BP
With the price of oil tumbling to a level that few investors or commentators anticipated, earnings at oil companies such as BP (LSE: BP) (NYSE: BP.US) have been on the slide. For example, the oil major posted an 83% decline in its bottom line in 2014, which is clearly very disappointing for its investors.
However, investing in BP at the present time could be a very shrewd move. That’s because it is forecast to bounce back extremely strongly over the next two years, with earnings growth of 71% in the current year, and 45% next year being anticipated. And, even though BP trades on a price to earnings (P/E) ratio of 18.9, its stunning growth prospects mean that it has a price to earnings growth (PEG) ratio of just 0.3, which indicates that its share price is set to rise considerably over the medium term.
Premier Oil
It’s also been a disappointing period for investors in Premier Oil (LSE: PMO), with the company reporting a loss last year as impairments took their toll on its bottom line. And, while further impairments are a distinct possibility with the oil price remaining relatively low, Premier Oil is expected to become more efficient and highly profitable again in each of the next two years.
In fact, pretax profit is anticipated to hit as much as £97m next year which, although far less than the £239m reported in 2012, would represent a big step in the right direction. And, with Premier Oil trading on a forward P/E ratio of 14.4, it appears to offer good value for money and, therefore, could be due for a period of improved share price performance moving forward.
Genel
Having recently completed a $230m bond sale, Genel’s (LSE: GENL) finances appear to be in an improved state, which should afford it greater flexibility regarding its operations in Kurdistan, and also provide investors in the company with greater confidence regarding its future operations.

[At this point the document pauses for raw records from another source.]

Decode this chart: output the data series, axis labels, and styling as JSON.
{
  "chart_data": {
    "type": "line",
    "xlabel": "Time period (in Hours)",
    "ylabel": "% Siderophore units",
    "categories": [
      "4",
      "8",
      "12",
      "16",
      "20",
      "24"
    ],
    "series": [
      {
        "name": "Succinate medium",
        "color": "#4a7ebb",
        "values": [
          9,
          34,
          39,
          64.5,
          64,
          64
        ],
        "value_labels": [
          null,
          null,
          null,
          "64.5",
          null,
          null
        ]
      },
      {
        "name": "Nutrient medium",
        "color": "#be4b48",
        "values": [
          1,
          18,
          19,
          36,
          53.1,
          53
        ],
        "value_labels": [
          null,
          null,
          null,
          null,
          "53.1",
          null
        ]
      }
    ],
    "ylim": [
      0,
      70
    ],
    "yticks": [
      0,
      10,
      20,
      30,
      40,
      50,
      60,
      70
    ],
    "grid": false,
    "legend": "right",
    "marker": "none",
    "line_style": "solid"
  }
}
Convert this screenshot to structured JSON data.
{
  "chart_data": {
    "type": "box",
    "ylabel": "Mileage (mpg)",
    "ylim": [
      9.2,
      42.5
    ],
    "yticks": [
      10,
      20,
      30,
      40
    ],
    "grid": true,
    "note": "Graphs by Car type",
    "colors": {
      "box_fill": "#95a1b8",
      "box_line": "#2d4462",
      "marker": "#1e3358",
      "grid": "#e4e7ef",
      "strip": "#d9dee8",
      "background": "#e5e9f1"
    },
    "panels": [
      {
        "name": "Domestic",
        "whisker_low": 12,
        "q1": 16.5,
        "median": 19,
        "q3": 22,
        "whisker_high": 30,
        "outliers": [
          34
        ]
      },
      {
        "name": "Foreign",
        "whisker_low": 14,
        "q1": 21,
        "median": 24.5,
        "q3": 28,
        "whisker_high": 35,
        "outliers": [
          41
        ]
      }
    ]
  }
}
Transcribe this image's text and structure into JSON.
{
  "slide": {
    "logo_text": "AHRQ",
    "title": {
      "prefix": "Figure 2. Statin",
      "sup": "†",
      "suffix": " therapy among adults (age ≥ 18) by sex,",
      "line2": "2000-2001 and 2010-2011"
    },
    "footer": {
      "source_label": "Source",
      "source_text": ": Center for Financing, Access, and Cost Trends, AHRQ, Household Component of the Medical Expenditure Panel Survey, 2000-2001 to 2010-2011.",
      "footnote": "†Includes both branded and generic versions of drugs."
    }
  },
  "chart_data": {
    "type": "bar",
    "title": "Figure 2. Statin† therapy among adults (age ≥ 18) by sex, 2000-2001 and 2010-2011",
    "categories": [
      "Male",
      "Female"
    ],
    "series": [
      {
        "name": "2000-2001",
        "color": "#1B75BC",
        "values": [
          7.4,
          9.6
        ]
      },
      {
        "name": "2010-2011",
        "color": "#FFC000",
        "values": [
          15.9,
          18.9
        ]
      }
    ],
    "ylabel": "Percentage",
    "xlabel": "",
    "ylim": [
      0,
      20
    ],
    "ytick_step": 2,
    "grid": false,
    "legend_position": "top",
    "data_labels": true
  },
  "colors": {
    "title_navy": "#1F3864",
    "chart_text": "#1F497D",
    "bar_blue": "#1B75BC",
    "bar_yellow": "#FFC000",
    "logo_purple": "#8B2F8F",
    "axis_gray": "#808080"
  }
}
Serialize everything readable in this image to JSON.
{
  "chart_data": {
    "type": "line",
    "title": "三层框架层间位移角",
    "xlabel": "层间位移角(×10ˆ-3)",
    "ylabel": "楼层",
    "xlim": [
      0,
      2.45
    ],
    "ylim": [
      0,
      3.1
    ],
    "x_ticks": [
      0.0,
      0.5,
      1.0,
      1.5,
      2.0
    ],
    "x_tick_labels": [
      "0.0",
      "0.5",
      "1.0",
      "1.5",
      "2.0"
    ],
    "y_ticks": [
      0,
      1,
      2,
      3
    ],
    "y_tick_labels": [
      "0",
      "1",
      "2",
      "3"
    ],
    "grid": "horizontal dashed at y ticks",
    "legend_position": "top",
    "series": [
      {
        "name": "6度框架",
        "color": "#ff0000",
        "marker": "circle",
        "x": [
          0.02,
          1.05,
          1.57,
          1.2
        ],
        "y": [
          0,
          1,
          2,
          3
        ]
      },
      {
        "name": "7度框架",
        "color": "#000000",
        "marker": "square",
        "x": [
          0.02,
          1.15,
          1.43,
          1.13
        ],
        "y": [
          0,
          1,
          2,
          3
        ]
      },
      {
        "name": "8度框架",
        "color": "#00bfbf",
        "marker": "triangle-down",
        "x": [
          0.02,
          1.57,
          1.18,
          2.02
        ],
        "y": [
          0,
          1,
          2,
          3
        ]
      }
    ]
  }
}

Clearly, there is a considerable risk from operating in Kurdistan at the present time, with the region having a relatively unstable political outlook. However, Genel’s valuation appears to adequately include a discount for such concerns, with the company trading on a PEG ratio of just 0.2. As such, and while its future share price movements could be volatile if negative news flow does present itself, its long term outlook appears to be relatively positive right now.